Provimento reforça exclusividade dos cartórios de imóveis e bloqueia vínculo direto entre tokens digitais e matrículas no estado de São Paulo.
Um provimento da Corregedoria Geral da Justiça de São Paulo proibiu o vínculo entre matrículas imobiliárias e tokens digitais, encerrando a possibilidade de associar diretamente um ativo tokenizado ao registro cartorial. A orientação reforça a exclusividade legal dos cartórios de imóveis como repositórios de direitos reais e publicidade registral. Na prática, qualquer tentativa de “espelhar” a matrícula em blockchain segue sem efeito perante terceiros e sem validade registral. O movimento tende a balizar o discurso de plataformas de tokenização e o desenho jurídico de ofertas no estado.
O ponto central é a distinção entre representação digital de um ativo e o título com eficácia real. Enquanto a matrícula e os atos praticados no cartório continuam sendo a única forma de constituir, transferir e dar oponibilidade a direitos reais sobre imóveis, o token permanece como instrumento de representação econômica ou contratual. Assim, estruturas que prometem fracionamento de imóveis por meio de tokens precisam se limitar a direitos obrigacionais, como participação em receitas ou cessão de créditos, sem sugerir que o registro imobiliário reconhece o token. Nesse sentido, a clareza jurídica reduz assimetria de informação e mitiga riscos de marketing enganoso.
O que muda na prática
Para emissores e plataformas, o provimento impõe maior rigor na comunicação ao investidor e no enquadramento jurídico dos tokens lastreados em imóveis. A validação de lastro seguirá amparada por contratos, auditorias e governança, e não por um espelhamento registral na matrícula. Investidores devem observar a diferença entre propriedade formal do bem e direitos econômicos derivados de estruturas societárias ou de recebíveis. Por outro lado, nada impede a negociação de direitos contratuais tokenizados, desde que a natureza e os limites desses direitos estejam explicitados.

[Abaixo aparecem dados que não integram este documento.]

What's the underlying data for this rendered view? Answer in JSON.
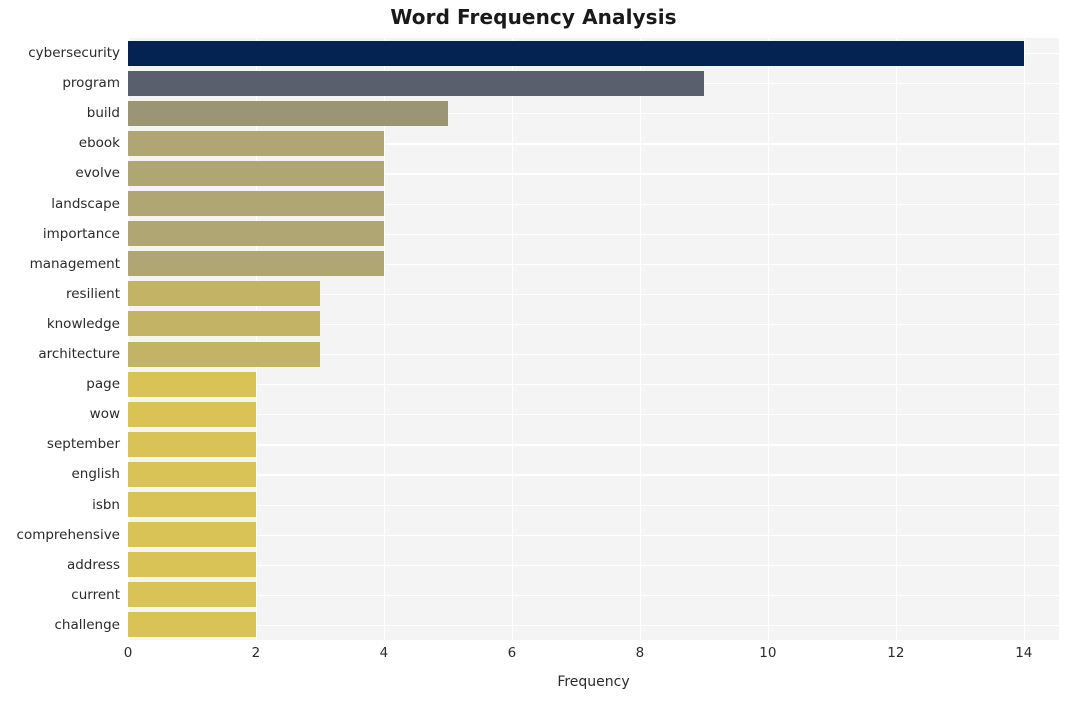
{
  "chart_data": {
    "type": "bar",
    "orientation": "horizontal",
    "title": "Word Frequency Analysis",
    "xlabel": "Frequency",
    "ylabel": "",
    "categories": [
      "cybersecurity",
      "program",
      "build",
      "ebook",
      "evolve",
      "landscape",
      "importance",
      "management",
      "resilient",
      "knowledge",
      "architecture",
      "page",
      "wow",
      "september",
      "english",
      "isbn",
      "comprehensive",
      "address",
      "current",
      "challenge"
    ],
    "values": [
      14,
      9,
      5,
      4,
      4,
      4,
      4,
      4,
      3,
      3,
      3,
      2,
      2,
      2,
      2,
      2,
      2,
      2,
      2,
      2
    ],
    "bar_colors": [
      "#042352",
      "#5a5f6e",
      "#9c9573",
      "#b0a674",
      "#b0a674",
      "#b0a674",
      "#b0a674",
      "#b0a674",
      "#c3b465",
      "#c3b465",
      "#c3b465",
      "#d9c356",
      "#d9c356",
      "#d9c356",
      "#d9c356",
      "#d9c356",
      "#d9c356",
      "#d9c356",
      "#d9c356",
      "#d9c356"
    ],
    "xlim": [
      0,
      14.55
    ],
    "xticks": [
      0,
      2,
      4,
      6,
      8,
      10,
      12,
      14
    ],
    "xtick_labels": [
      "0",
      "2",
      "4",
      "6",
      "8",
      "10",
      "12",
      "14"
    ],
    "grid": true,
    "grid_color": "#ffffff",
    "plot_background": "#f4f4f5",
    "figure_background": "#ffffff",
    "legend": null
  }
}
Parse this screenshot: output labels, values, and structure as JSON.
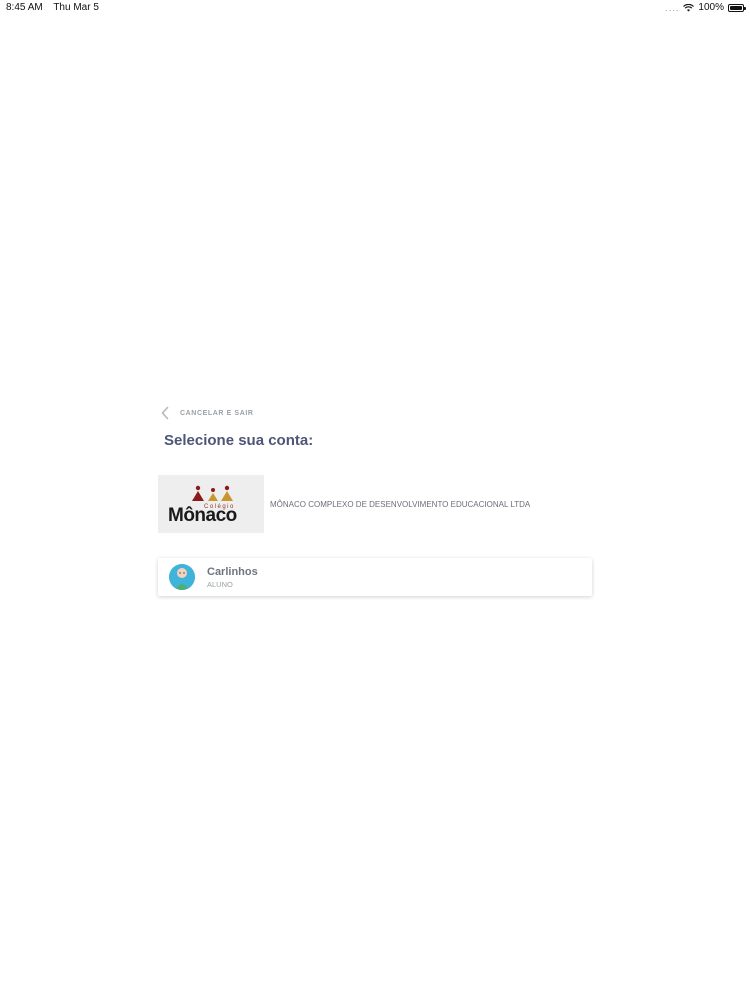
{
  "status_bar": {
    "time": "8:45 AM",
    "date": "Thu Mar 5",
    "signal": "....",
    "battery": "100%"
  },
  "back": {
    "label": "CANCELAR E SAIR"
  },
  "title": "Selecione sua conta:",
  "school": {
    "logo_text": "Mônaco",
    "logo_subtext": "Colégio",
    "name": "MÔNACO COMPLEXO DE DESENVOLVIMENTO EDUCACIONAL LTDA"
  },
  "accounts": [
    {
      "name": "Carlinhos",
      "role": "ALUNO",
      "avatar_color": "#3fb3d9"
    }
  ],
  "colors": {
    "title": "#4e5677",
    "muted": "#9aa0a6",
    "logo_red": "#8b1a1a",
    "logo_gold": "#c8962e"
  }
}
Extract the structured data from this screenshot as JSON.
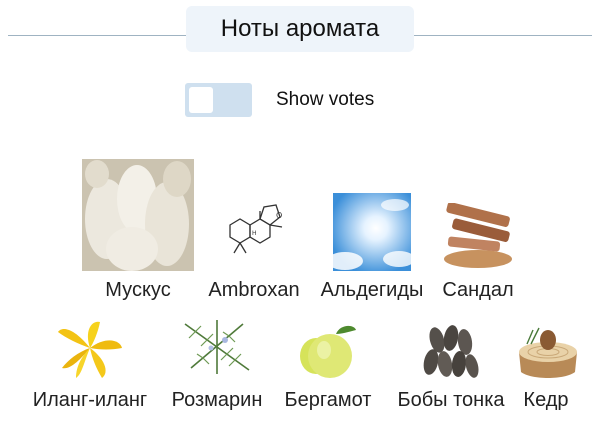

RWA e a propriedade imobiliária
O setor de RWA (Real World Assets) busca representar em blockchain ativos como dívida pública e privada, ouro, ações e imóveis, com ganhos de liquidez, fracionamento e eficiência operacional. Em imóveis, porém, a tokenização esbarra na arquitetura legal de registro e na necessidade de due diligence física, avaliação, custódia documental e compliance. O token pode ser um envelope tecnológico, mas o direito que ele carrega depende do arcabouço jurídico subjacente e da registralidade do país. Em última instância, sem registro cartorial, não há efeito real sobre a propriedade, apenas direitos obrigacionais negociáveis.
Caminhos e desafios
O ecossistema tende a evoluir para modelos que conciliem governança on-chain com documentação off-chain verificável, padronização de informações e auditorias independentes. A interoperabilidade entre sistemas públicos e privados demandaria reformas legais e técnicas, além de padrões para certificações eletrônicas que preservem segurança jurídica. Até lá, operadores devem priorizar estruturas transparentes, que descrevam com precisão o que o token confere e o que ele não confere. A consequência provável é uma maior maturidade do mercado, com menos promessas de “propriedade tokenizada” e mais foco em eficiência de captação e gestão de direitos econômicos.